In the 19th century, with the rise of French industrial civilization and the accelerated modernization of cities, people's lives underwent unprecedented changes. For poetry creators, this also means that the idyllic lyrical experience of the past is no longer applicable, and how to write life and express emotions in the era of advanced capitalism has become a completely new problem.

It was in this context that Charles Baudelaire's classic poem "The Flower of Evil" came into being. The work not only deeply depicts the intricacies and strangeness of Paris, but also subverts people's aesthetic imagination in the way of showing the "sick and evil beauty" of the city. At the same time, Baudelaire began to publish prose poems in various magazines. The so-called prose poetry can be understood as both poetic prose and poetry written in prose, and in this style, "poetry" and "literature" penetrate each other, forming a unique balance. After Baudelaire's death, the fifty prose poems he published during his lifetime were published according to his own wishes, and named "The Melancholy of Paris".
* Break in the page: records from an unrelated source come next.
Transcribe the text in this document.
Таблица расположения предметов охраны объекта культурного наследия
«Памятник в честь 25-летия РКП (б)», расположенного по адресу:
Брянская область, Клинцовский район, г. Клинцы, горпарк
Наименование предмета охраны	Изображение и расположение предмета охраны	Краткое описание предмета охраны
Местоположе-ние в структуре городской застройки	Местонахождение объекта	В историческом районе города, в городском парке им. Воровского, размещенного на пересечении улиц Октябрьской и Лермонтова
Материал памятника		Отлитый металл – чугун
From a formal point of view, "The Melancholy of Paris" abandons the branches and sections in traditional poetry, and the titles in the book are different in length, but they include a variety of writing methods such as dialogue, depiction, and narration, which is quite prose. Thematically, this collection of prose poems is similar to The Flower of Evil, both focusing on the landscape of the big city and the metaphors of everyday life, trying to present the reader with "a more abstract modern life." In Baudelaire's view, beauty exists not only in romantic, harmonious, positive things, but also in ugly, decadent and corrupt realities. It can be said that "The Melancholy of Paris" is another version of "The Flower of Evil", and it is more free, delicate and spicy. As Baudelaire puts it, the work is "musical without rhythm and rhythm, quite flexible, quite blunt, enough to adapt to the passionate movement of the soul, the dreamy ups and downs, and the convulsions of consciousness." ”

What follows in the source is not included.